The start doesn’t matter…it’s the end that really matters.
Old Man #1 had a vision. A dream. A plan. He worked hard and got some money together and bought the old Sleeman mansion.
Originally owned by John Sleeman (the brewery guy), it’s a gorgeous limestone castle right by the main highway in Guelph, and directly across my the church I grew up in. Old Man #1 had no intentions of turning the beautiful churchside castle into a house or a hotel. Rather, he turned it into Guelph’s first and finest upscale strip joint.
Years later, Old Man #1 was in a car accident while vacationing in Florida. He was gripped with the reality that life was short and that he’d been devoting his life to sin. He quit the business…and started attending the church directly across the road from his landmark success.
For decades, he prayed that it would get shut down. In his lifetime, and to this day, it remains Guelph’s most popular destination for sexual sin of all kinds (including, recently, trafficking). The old man never got over the guilt he felt for his earlier choices. He worked and campaigned hard to get it shut down. He made his life all about loving people, winning some to Christ, and seeing the Kingdom of God grow because of his loving servanthood. Old Man #1 had a bad start, but an excellent finish.

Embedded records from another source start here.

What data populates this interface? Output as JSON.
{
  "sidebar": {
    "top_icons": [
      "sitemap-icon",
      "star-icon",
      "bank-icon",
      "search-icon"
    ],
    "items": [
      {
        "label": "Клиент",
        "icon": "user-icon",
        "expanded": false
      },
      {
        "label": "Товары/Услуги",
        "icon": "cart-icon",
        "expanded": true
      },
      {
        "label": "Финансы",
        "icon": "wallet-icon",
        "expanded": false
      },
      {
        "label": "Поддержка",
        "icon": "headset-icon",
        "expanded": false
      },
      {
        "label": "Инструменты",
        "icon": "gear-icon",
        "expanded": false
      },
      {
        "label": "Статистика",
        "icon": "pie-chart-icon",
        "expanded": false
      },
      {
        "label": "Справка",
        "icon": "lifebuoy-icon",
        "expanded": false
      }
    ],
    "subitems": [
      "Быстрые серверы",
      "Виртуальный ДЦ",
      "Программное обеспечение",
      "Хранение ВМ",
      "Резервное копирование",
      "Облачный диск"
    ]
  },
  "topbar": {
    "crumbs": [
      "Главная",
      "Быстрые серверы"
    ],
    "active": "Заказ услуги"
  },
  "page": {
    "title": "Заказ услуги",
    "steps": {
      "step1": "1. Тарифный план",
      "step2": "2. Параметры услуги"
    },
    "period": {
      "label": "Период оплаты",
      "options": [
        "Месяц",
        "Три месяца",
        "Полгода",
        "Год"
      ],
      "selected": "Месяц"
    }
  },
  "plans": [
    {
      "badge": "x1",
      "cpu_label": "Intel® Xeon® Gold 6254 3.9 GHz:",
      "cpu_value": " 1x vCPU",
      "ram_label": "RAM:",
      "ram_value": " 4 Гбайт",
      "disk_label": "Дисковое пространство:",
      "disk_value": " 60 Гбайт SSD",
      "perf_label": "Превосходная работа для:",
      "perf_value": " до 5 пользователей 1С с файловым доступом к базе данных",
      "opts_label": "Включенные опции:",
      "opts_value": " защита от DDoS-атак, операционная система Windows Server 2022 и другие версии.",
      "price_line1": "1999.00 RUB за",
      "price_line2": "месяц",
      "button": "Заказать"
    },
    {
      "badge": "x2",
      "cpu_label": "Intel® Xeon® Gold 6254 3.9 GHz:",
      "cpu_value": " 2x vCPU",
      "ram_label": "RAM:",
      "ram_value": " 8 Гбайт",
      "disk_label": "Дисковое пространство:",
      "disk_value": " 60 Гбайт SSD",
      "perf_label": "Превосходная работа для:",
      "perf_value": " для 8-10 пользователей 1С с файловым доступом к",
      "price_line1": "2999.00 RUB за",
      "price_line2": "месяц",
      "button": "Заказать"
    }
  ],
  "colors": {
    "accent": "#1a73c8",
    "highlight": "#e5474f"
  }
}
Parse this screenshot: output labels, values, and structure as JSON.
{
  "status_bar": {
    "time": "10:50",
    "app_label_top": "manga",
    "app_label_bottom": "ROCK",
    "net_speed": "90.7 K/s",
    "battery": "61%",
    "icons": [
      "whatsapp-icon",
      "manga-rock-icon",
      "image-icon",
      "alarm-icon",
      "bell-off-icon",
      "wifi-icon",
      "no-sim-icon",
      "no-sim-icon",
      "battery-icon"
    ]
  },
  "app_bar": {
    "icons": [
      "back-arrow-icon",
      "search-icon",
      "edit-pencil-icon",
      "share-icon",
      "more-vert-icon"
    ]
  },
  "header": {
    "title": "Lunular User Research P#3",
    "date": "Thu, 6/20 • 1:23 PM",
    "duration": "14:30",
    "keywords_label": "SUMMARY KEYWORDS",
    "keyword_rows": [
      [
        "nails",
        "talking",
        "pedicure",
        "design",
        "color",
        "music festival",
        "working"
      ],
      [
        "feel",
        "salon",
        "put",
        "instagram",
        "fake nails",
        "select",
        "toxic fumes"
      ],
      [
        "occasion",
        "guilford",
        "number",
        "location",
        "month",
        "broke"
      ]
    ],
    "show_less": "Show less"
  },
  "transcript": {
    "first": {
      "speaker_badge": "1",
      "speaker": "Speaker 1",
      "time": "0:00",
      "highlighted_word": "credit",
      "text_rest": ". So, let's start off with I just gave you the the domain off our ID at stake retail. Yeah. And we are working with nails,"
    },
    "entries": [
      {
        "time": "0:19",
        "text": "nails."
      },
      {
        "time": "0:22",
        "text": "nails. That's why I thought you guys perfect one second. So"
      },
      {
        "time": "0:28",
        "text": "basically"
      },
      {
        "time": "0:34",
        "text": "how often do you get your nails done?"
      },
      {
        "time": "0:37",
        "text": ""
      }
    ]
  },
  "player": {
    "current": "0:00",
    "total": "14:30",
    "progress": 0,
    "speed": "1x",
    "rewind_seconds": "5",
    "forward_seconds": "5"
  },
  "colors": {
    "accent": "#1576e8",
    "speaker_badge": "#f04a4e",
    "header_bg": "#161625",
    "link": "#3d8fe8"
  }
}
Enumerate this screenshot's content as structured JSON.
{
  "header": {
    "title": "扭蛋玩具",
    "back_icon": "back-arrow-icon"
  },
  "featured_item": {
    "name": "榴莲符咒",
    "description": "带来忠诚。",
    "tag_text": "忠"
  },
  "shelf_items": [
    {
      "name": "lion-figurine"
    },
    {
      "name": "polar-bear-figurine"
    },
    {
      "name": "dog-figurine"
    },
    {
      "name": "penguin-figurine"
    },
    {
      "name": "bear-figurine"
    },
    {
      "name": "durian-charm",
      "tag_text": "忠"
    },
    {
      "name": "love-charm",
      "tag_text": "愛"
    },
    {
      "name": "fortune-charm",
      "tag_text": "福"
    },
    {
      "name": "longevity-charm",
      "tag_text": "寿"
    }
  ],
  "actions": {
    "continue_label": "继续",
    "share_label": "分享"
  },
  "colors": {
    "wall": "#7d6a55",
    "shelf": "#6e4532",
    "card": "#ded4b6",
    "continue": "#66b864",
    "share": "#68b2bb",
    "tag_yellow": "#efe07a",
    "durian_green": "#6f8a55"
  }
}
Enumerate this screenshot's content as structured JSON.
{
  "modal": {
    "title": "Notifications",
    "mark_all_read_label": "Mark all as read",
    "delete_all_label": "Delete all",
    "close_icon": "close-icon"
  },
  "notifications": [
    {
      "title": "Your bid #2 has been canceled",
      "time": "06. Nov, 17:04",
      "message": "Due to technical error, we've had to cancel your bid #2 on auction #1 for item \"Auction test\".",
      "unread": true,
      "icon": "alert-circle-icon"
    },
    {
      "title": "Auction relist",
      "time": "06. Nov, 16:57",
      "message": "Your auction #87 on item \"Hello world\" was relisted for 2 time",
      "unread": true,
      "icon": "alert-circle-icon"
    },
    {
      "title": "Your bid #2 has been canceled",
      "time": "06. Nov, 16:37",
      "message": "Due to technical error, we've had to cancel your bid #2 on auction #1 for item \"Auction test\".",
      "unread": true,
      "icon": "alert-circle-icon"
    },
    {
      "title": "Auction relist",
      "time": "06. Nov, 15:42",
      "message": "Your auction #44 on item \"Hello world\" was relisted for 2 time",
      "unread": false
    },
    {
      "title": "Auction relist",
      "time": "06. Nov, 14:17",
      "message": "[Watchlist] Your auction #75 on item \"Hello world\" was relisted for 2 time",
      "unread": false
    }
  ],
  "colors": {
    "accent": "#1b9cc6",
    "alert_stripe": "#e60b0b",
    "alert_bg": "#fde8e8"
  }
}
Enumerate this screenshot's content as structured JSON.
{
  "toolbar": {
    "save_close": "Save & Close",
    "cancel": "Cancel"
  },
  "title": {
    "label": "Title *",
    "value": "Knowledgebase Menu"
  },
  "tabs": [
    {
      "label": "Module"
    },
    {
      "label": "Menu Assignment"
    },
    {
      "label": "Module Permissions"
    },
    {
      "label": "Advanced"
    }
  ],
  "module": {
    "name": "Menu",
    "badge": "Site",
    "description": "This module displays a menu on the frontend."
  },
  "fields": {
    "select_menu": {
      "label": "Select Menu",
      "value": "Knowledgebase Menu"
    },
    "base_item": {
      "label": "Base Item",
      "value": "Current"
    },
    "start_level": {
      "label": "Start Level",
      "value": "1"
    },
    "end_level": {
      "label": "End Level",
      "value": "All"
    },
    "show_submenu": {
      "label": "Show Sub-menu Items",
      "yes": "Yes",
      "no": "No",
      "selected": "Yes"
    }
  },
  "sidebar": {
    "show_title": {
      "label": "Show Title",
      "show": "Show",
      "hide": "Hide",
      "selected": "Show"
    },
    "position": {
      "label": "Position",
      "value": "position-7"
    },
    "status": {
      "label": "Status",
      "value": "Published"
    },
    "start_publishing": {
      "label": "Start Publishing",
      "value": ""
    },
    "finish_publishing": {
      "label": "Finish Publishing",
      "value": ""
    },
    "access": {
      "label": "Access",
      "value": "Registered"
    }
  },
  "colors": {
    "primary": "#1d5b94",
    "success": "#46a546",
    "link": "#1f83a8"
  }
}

(not actual grumpy old man!)
Old Man #2 grew up in church. In fact, when I knew him, he’d been a member of that (same strip-joint-adjacent) church for many decades. He vehemently opposed the people who visited the strip joint, and very unlovingly disapproved of their actions. Not that it was a bad thing, just that he didn’t show much love in going about it.
Like most of us, he’d never been wrong a day in his life. He was a sour, codgy old curmudgeon. One day my friend John and I walked from school to church for a young gathering followed by a baptism. He’d never met us before, but thought it necessary to yell at us for wearing our hats “in the house of the Lord.” (we were three feet into the foyer). It broke our hearts. Here’s a dude with wealth and knowledge and experience and family and a great church…but with no love in his heart. He died a bitter old man. Maybe in his younger days he was on fire for the things of God, but the end was self-evident…good start, bad finish.
How are you going to make sure that you finish well?
June 30th, 2010 at 3:24 am
Interesting! What makes us tune in when we hear/read words like nude or sex?
While I was reading this I was thinking what made me tune in growing up especially was that I was curious and wanted to educate myself on the topic of sex. Growing up in a Christian home and school, sex was taboo and not talked about, so I turned to gleaning information off friends or media to educate myself instead.
So about whether we blame ourselves or society… I definitely think parents and teachers have a responsibility to properly educate young people on sex. What that means for me is to break the cycle and educate my kids and talk with them about sex so they don't have to rely on learning (or be misguided, rather) from the media.